The Attorney General of the International Criminal Court Karim Khan is in Sudan. On the menu of discussions, the fate of Omar el-Bechir, whom Khartoum promised to extradite a year ago.
It's been a year since Sudan has promised to extradite its ex-president, Omar al-Bashir, wanted since 2009 by the International Criminal Court. El-Bashir had, for many years, mocked the ICC by traveling to countries that had not signed the Rome Statute, the ICC's founding treaty.
On August 11, 2021, two years after the fall of al-Bashir, the Sudanese government assured that it would "hand over the wanted persons to the ICC". On the list, in addition to President Omar el-Bechir, there was talk of extraditing two former ministers, Ahmed Haroun and Abdelrahim Mohamed Hussein.
A year later, where are we? While he had been detained in Kober prison, one of the oldest in Sudan, since April 2019, Omar el-Bashir had been authorized, in April 2022, to be transferred to al-Alya military hospital. Officially in the grip of arterial hypertension, al-Bechir had, according to several sources, been saved by a falsified medical report.

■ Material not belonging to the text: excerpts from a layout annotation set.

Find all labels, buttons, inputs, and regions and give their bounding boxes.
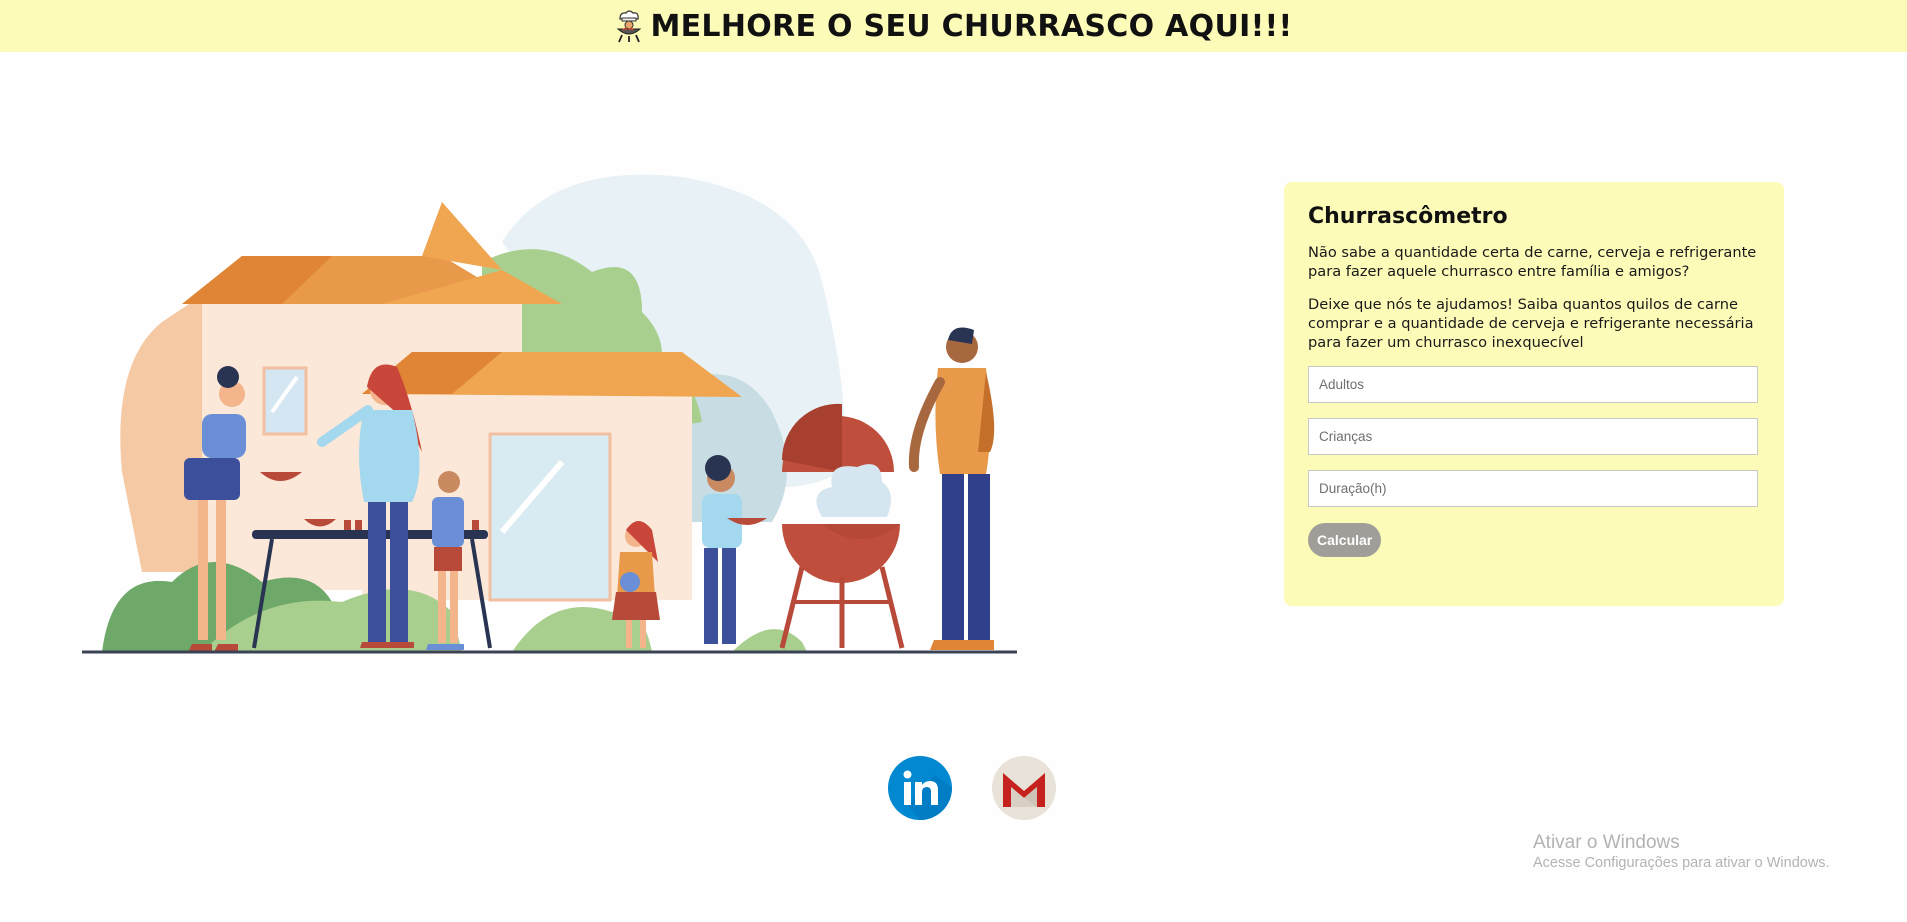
form-title: Churrascômetro [1308, 204, 1508, 229]
family-barbecue-illustration [82, 174, 1017, 654]
gmail-icon [992, 756, 1056, 820]
duration-input[interactable] [1308, 470, 1758, 507]
page-title: MELHORE O SEU CHURRASCO AQUI!!! [650, 8, 1293, 44]
churrascometro-form: Churrascômetro Não sabe a quantidade cer… [1284, 182, 1784, 606]
children-input[interactable] [1308, 418, 1758, 455]
linkedin-link[interactable] [887, 755, 953, 821]
calculate-button[interactable]: Calcular [1308, 523, 1382, 557]
form-intro: Não sabe a quantidade certa de carne, ce… [1308, 244, 1757, 280]
adults-input[interactable] [1308, 366, 1758, 403]
page-header: MELHORE O SEU CHURRASCO AQUI!!! [0, 0, 1907, 52]
gmail-link[interactable] [991, 755, 1057, 821]
watermark-subtitle: Acesse Configurações para ativar o Windo… [1533, 855, 1830, 871]
linkedin-icon [888, 756, 952, 820]
grill-chef-icon [617, 10, 642, 43]
form-description: Deixe que nós te ajudamos! Saiba quantos… [1308, 296, 1754, 351]
watermark-title: Ativar o Windows [1533, 832, 1680, 853]
windows-activation-watermark: Ativar o Windows Acesse Configurações pa… [1533, 831, 1830, 873]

Still in Sudan, therefore, Omar el-Bechir does not seem ready to leave his country to join the Netherlands. This is undoubtedly one of the reasons that prompted the ICC prosecutor, Karim Khan, to go to Sudan.
A file that is no longer progressing
With his delegation, Khan will notably visit the Darfur region, after meetings with the country's leaders. A visit of several days, which will last until August 25th. Over the past year, the situation on the ground has changed. Indeed, after the Abdel Fattah al-Burhane's coup, the ICC is still waiting to hear whether al-Bashir's August 2021 extradition agreement still stands. Because al-Burhane was a strong man of Omar el-Bechir's regime and his assumption of full powers is not a positive sign sent to the ICC.
For Khan, it is therefore a question of discussing the fate of the former dictator, accused of genocide, war crimes and crimes against humanity.
Last April, the ICC opened the Ali Kusheib trial, also accused of war crimes in Darfur.
Obtaining guarantees from the Sudanese military junta in the al-Bashir case represents the first big test for Karim Khan. However, this file is slipping. If the British lawyer does not want to lose face, he still has three days to convince al-Burhane to keep the commitment sealed between Sudan and the ICC in August 2021.